Na última terça-feira, vocês conquistaram um importante resultado contra o Botafogo. Como tem sido a preparação pra decisão? A gente sabe que é um adversário que vocês já enfrentaram, disputaram três jogos, dois eles venceram... Como está essa expectativa?

A expectativa é muito grande por levantar um título grande que é o Brasileiro Sub-20. Nossa preparação está sendo a maior possível, o foco está sendo o máximo nesse segundo jogo, não tem nada ganho. O time do Botafogo não chegou até a final à toa, mas a gente está jogando em casa, com a nossa torcida. O foco é o maior possível pra fazer a alegria da nossa torcida, fazer nosso trabalho que está sendo de segunda a domingo valer a pena.

Já tocando nesse assunto, o local da final será a Arena Corinthians. Apesar de você já ter jogado lá, ainda bate um frio na barriga ainda?

Sempre bate, né? Pra gente ainda não é comum jogar na Arena, mas a gente tem uma boa lembrança que foi ganhar do Cruzeiro (2 a 1, de virada) lá. Então a gente tenta manter essa lembrança e ter mais uma, né? Mais uma boa recordação lá na Arena.

E você quer pegar pênalti (risos)?

Ah, espero que não (risos). Espero que a gente possa decidir no tempo normal, mas, se precisar de mim, tenho que estar disposto a ajudar e disponível sempre.

O técnico Cristóvão Borges já avisou que alguns atletas serão promovidos ao elenco profissional após o Brasileiro Sub-20 e, inclusive, citou o seu nome.
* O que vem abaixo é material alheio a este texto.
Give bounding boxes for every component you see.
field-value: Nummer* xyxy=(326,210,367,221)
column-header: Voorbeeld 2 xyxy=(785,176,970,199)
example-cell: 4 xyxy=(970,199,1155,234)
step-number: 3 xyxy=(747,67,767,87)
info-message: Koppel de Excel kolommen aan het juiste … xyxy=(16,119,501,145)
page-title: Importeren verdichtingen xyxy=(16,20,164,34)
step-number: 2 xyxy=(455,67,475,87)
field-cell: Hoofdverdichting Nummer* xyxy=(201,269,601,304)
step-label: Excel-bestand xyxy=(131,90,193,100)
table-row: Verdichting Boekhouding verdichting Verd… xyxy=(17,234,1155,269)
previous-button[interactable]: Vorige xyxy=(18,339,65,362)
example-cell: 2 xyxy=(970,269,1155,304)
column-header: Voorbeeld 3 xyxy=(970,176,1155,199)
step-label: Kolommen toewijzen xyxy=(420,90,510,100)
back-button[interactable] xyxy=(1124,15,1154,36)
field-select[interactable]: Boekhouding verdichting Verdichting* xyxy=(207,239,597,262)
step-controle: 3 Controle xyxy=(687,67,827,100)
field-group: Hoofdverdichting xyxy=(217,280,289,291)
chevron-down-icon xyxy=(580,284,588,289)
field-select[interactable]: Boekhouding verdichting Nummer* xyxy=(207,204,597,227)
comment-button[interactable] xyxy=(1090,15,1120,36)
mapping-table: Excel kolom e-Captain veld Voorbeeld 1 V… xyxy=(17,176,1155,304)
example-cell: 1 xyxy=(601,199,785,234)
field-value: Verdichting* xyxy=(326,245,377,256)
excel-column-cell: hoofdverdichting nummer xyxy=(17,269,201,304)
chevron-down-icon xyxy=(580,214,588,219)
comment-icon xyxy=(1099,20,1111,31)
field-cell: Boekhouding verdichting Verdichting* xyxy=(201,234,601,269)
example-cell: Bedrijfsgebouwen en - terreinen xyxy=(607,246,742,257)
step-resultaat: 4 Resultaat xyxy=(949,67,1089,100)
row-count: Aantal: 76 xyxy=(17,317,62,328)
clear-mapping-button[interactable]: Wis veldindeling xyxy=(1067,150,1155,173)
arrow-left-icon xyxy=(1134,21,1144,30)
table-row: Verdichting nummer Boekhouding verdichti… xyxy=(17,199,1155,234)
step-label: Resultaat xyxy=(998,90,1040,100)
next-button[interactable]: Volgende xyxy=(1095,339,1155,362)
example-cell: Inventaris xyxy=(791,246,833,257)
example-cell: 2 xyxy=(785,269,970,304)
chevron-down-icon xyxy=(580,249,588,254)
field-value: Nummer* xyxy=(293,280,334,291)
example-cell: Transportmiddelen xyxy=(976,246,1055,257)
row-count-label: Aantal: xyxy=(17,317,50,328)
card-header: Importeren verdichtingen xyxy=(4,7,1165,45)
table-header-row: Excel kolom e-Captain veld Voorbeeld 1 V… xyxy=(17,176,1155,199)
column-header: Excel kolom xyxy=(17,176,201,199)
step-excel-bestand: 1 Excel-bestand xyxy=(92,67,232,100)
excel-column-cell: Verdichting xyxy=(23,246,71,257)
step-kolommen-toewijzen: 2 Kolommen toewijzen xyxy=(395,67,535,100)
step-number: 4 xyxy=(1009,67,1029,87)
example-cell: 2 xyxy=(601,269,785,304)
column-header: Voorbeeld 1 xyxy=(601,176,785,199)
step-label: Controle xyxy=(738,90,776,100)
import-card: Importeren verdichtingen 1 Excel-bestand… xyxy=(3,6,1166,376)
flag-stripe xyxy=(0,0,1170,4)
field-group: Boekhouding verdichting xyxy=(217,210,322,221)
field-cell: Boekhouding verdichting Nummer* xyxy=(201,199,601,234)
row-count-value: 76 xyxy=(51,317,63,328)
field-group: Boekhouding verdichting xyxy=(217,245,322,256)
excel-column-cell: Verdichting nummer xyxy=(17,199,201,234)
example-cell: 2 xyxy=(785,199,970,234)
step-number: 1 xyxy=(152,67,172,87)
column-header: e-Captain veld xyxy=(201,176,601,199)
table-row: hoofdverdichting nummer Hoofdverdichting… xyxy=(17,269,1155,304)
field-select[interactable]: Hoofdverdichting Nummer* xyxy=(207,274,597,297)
Espera estar entre eles? Acha que tem espaço mesmo com Cássio, Walter, Matheus Vidotto e Caíque França lá?

É muito bom ser lembrado, a gente trabalha aqui na base pra isso, pra poder realizar um sonho de chegar ao profissional, ainda mais aqui no Corinthians, esse clube que é gigante. Mas agora o nosso foco é na final. Se Deus quiser, acabando essa final poder ganhar esse presente de subir.